Nos santuários e conventos “onde formigavam mais de trinta mil monges resignados e indiferentes, não foram descobertos senão os restos da mais antiga religião que se compunha em superstições pueris, no mecanismo de moinhos de orações, e na mais deplorável feitiçaria. Assim desmoronou-se o supremo asilo do mistério e foram entregues aos profanos, os últimos segredos da Terra” (6).
O exemplo merece ser levado em consideração, a fim de que nós, dentro da nossa civilização atual, não penetremos por caminhos idênticos, deixando de lado a realidade que afinal, tem sido o fator fundamental do nosso progresso.

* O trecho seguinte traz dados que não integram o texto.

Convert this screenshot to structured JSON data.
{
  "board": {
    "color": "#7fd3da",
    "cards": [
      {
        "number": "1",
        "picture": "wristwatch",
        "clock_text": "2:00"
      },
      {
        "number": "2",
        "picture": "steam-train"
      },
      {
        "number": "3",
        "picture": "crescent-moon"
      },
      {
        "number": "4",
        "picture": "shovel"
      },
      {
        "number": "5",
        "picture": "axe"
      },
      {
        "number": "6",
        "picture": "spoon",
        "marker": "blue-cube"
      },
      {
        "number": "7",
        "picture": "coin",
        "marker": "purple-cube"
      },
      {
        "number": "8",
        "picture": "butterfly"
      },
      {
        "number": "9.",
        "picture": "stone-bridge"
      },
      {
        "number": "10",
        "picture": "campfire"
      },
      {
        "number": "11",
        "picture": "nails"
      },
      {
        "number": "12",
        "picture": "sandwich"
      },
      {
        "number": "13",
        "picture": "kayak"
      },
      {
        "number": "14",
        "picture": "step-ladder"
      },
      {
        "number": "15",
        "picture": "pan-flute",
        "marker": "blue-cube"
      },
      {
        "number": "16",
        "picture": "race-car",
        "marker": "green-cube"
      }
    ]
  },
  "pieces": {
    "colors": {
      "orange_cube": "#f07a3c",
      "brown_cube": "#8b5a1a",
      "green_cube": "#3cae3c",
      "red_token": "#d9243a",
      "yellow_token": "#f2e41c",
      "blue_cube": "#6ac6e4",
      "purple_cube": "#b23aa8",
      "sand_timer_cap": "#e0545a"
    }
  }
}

Só mesmo quem acredite ingenuamente nas maravilhas dos faquires, lamas e derviches da Índia, pode afirmar que eles possuem segredos que a ciência ocidental está longe de suspeitar; que a ciência psicológica europeia se encontra ainda no estágio de sua primeira infância, em comparação à asiática; que os iniciados daquelas terras conseguem com facilidade manifestações parapsicológicas de telepatia, de levitação e inúmeras outras, enquanto nós, no mesmo terreno, não conseguimos senão arremedos, insignificantes e somente à custa de grandes dificuldades.
Tudo isso são tremendos exageros de quem pouco, ou nada conhece. Como aceitar informações de décima, vigésima mão, essas crendices populares, essas frivolidades tão inverossímeis, que nos querem impingir a todo transe!
Sejamos razoáveis e exijamos provas científicas garantidas e irrefutáveis, provas essas que nunca, até hoje, nos foram apresentadas.
1) Oliveira, Martins – “Magia do Fogo”, Ed. Livraria Progredior, Porto, 1958, 1.0 vol., 2.ª edição, pág. 51.
2) Buscher, Gustav – “Das Buch der Wunder”. Trad. espanhola: “El Libro de las Maravillas”, Editorial Mateu, Barcelona, pag. 269.
3) Jacolliot, Louis -“Le Spiritisme dans le Monde”, Paris, 1875.
4) Lombroso, Cesar – “Hipnotismo e Mediunidade”, FEB, Rio, 1.ª ed., pags. 183ss.
5) Heredia, C. M .: “As Fraudes Espíritas e os Fenômenos Metapsíquicos”, Vozes, Petropolis, pags. 50-54.
6) Cfr. Mello. A. da Silva – “Mistérios e Realidades deste e do Outro Mundo”, Jose Olympio Ed., Rio, 2.ª edição, 1950.